Australian SAS Green Panther
Browsing through the internet for some inspiration I came across a photo of an Australian SAS Long Range Patrol Vehicle (LRPV). These were also known as Green Panthers (photo 1). Further searching brought up several more photos. The early LRPVs didn’t have the roll bars, which were fitted later after a few accidents. The Landrovers had a similar layout to the British SAS Pink Panther, and I thought it should be an easy conversion to do. The main features of these LRPVs were the cut back front wheel arches and bull bars. The Tamiya 1/35 SAS Pink Panther (photo 2) became the donor vehicle for this exercise. Although Italeri also do a Pink Panther the Tamiya kit is more readily available and can be bought for about £10-12.
So armed with the kit I set about the conversion job. The basic kit is built up as per the instructions. First off I marked out and cut back the front wheel arches (photo 3). In the rear the standard fuel tanks take up half the space (photo 4). These were cut in half and a middle section added. These fuel tanks plus the two under the front seats held enough fuel for a range of 1,000km.

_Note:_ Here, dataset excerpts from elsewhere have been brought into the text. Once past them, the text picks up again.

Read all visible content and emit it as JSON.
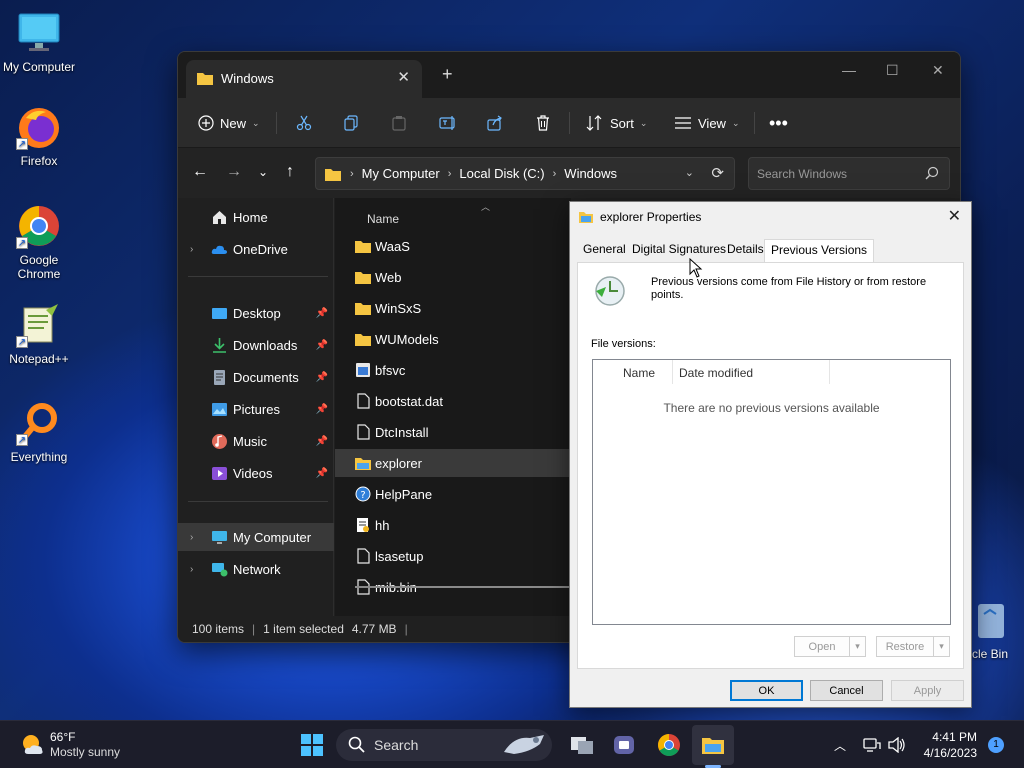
{
  "desktop": {
    "icons": [
      {
        "label": "My Computer"
      },
      {
        "label": "Firefox"
      },
      {
        "label": "Google Chrome"
      },
      {
        "label": "Notepad++"
      },
      {
        "label": "Everything"
      }
    ],
    "recycle_bin_partial": "cle Bin"
  },
  "explorer": {
    "tab_title": "Windows",
    "toolbar": {
      "new": "New",
      "sort": "Sort",
      "view": "View"
    },
    "breadcrumb": [
      "My Computer",
      "Local Disk (C:)",
      "Windows"
    ],
    "search_placeholder": "Search Windows",
    "sidebar": {
      "home": "Home",
      "onedrive": "OneDrive",
      "desktop": "Desktop",
      "downloads": "Downloads",
      "documents": "Documents",
      "pictures": "Pictures",
      "music": "Music",
      "videos": "Videos",
      "my_computer": "My Computer",
      "network": "Network"
    },
    "column_name": "Name",
    "files": [
      {
        "name": "WaaS"
      },
      {
        "name": "Web"
      },
      {
        "name": "WinSxS"
      },
      {
        "name": "WUModels"
      },
      {
        "name": "bfsvc"
      },
      {
        "name": "bootstat.dat"
      },
      {
        "name": "DtcInstall"
      },
      {
        "name": "explorer"
      },
      {
        "name": "HelpPane"
      },
      {
        "name": "hh"
      },
      {
        "name": "lsasetup"
      },
      {
        "name": "mib.bin"
      }
    ],
    "status": {
      "items": "100 items",
      "selected": "1 item selected",
      "size": "4.77 MB"
    }
  },
  "dialog": {
    "title": "explorer Properties",
    "tabs": {
      "general": "General",
      "digital_signatures": "Digital Signatures",
      "details": "Details",
      "previous_versions": "Previous Versions"
    },
    "info": "Previous versions come from File History or from restore points.",
    "file_versions_label": "File versions:",
    "col_name": "Name",
    "col_date": "Date modified",
    "empty": "There are no previous versions available",
    "open": "Open",
    "restore": "Restore",
    "ok": "OK",
    "cancel": "Cancel",
    "apply": "Apply"
  },
  "taskbar": {
    "temp": "66°F",
    "weather": "Mostly sunny",
    "search": "Search",
    "time": "4:41 PM",
    "date": "4/16/2023",
    "notifications": "1"
  }
}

A new floor and two lockers were also added from plastic card (photo 5). In photo 2 you can see the raised part on the side where the sand channels were fitted. These were sanded flat. The rear gunner of these vehicles had the privilege of a seat. This was fabricated from a 1/48 aircraft pilot seat and some scrap plastic (photo 6).
The passenger seat was lowered to the same height as the driver’s seat. On either side of the front seats new style jerry can holders were made from scrap plastic (photo 7). On the rear of the Landrover a shelf was made from the tailgate and some plastic strips. On here would be extra jerry cans. All the jerry cans held water, so the more the merrier (photo 8). A machine gun mount was fitted to the front passenger side and a higher splash board fitted along the front (photo 9).
Full length sand channels were made from plastic card using the originals as templates. The mounting brackets were made from strips of phosphorous bronze pick-up strips, as used on model railways (photo 10). The most distinctive part of these vehicles were the bull bars, or more appropriately Roo bars and winch. The winch was made from parts from the aircraft spares box. Thread was used for the cable and a shackle was found in the armour scrap box (photo 11). The Roo bars were made from the pick-up strips and wheel attachment plates were later fitted from pieces of plastic card (photo 12). Going back to the side mounted jerry cans I added the securing straps from 1mm masking tape and a 1/35 brass etch buckle from ABER (photo 13). A bracket for the radio antenna was added behind the driver.
The bar tread tyres/wheels were resin and came from Mouse House, an Australian company. By rights the machine guns should be M60s or 30 calibre machine guns. I didn’t have any so a GPMG was put in the back and a 50 cal placed in the front. Extra stowage was found but more is needed. The model was painted Humbrol 105 green and weathered using artists pastel chalks. Photos 14-17 show the end result. A nice little conversion and something different for the club display.